The Voice of the Global South Summit, which managed to bring together 125 countries of the Global South, was an important event aimed at involving countries that are not part of the G20 but their concerns and aspirations needed to be addressed. The summit sent out an important message about India’s commitment to inclusiveness and the guiding principle of “Vasudhaiva Kutumbakam”- “One Earth, One Family, One Future.” India’s priorities, such as inclusive digital infrastructure and climate change, and the various issues it is deliberating, such as multilateral reforms, food and energy security, counter- terrorism, new and emerging threats, global skill mapping, and disaster risk reduction, among others, are of particular interest for the African region.
Notably, the developments undertaken in the health and education domains by the G20 are also significant for African nations. Prioritising reforms of multilateral development banks is yet another issue that is crucial for India and the Global South. Further, as said by Ambassador Ruchira Kamboj, “Digital technology can be a key tool for inclusion, advance governance, better service delivery and promote inclusion of all sections of society.” The G20 has been working on Digital Public Infrastructure and Digital Skilling as key priority areas.
Africa represents the voice of around 1.37 billion people, and leaving them out of the decision-making table is one way or another detrimental to global sustainable economic growth.
Thriving partnership and shared strong civilizational and historical links
India and Africa have had a long and thriving partnership and shared strong civilizational and historical links.

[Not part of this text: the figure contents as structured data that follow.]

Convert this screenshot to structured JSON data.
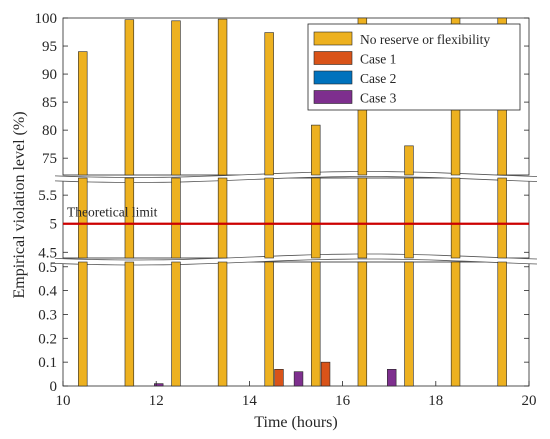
{
  "chart_data": {
    "type": "bar",
    "xlabel": "Time (hours)",
    "ylabel": "Empirical violation level (%)",
    "xlim": [
      10,
      20
    ],
    "x_ticks": [
      "10",
      "12",
      "14",
      "16",
      "18",
      "20"
    ],
    "y_axis_break": true,
    "segments": [
      {
        "name": "upper",
        "ylim": [
          72,
          100
        ],
        "ticks": [
          "75",
          "80",
          "85",
          "90",
          "95",
          "100"
        ]
      },
      {
        "name": "middle",
        "ylim": [
          4.4,
          5.8
        ],
        "ticks": [
          "4.5",
          "5",
          "5.5"
        ]
      },
      {
        "name": "lower",
        "ylim": [
          0,
          0.52
        ],
        "ticks": [
          "0",
          "0.1",
          "0.2",
          "0.3",
          "0.4",
          "0.5"
        ]
      }
    ],
    "x": [
      10.75,
      11.75,
      12.75,
      13.75,
      14.75,
      15.75,
      16.75,
      17.75,
      18.75,
      19.75
    ],
    "series": [
      {
        "name": "No reserve or flexibility",
        "color": "#EDB120",
        "values": [
          94,
          99.7,
          99.5,
          99.8,
          97.4,
          80.9,
          100,
          77.2,
          100,
          100
        ]
      },
      {
        "name": "Case 1",
        "color": "#D95319",
        "values": [
          0,
          0,
          0,
          0,
          0.07,
          0.1,
          0,
          0,
          0,
          0
        ]
      },
      {
        "name": "Case 2",
        "color": "#0072BD",
        "values": [
          0,
          0,
          0,
          0,
          0,
          0,
          0,
          0,
          0,
          0
        ]
      },
      {
        "name": "Case 3",
        "color": "#7E2F8E",
        "values": [
          0,
          0.01,
          0,
          0,
          0.06,
          0,
          0.07,
          0,
          0,
          0
        ]
      }
    ],
    "reference_line": {
      "label": "Theoretical limit",
      "y": 5,
      "color": "#CC0000"
    },
    "legend": "top-right",
    "grid": false
  }
}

Anti-colonial solidarity, diasporic goodwill, and the principle of ‘South-South’ cooperation, among others, are also playing a significant role in strengthening the partnership between India and the African continent.
The statement made by EAM Dr. S. Jaishankar that India believes Africa’s growth and progress is intrinsic to global rebalancing itself justifies that African development is significant for India’s Foreign Policy.
Notably, India’s engagement with Africa has been consistent and regular in recent years. India allocated Rs 250 Crore for African countries in its Budget 2023-24. Further, India’s bilateral trade with Africa is around USD 89.5 billion in 2021–22, and its cumulative investments are USD 73.9 billion from 1996-2021, thereby making India among the top five investors in Africa.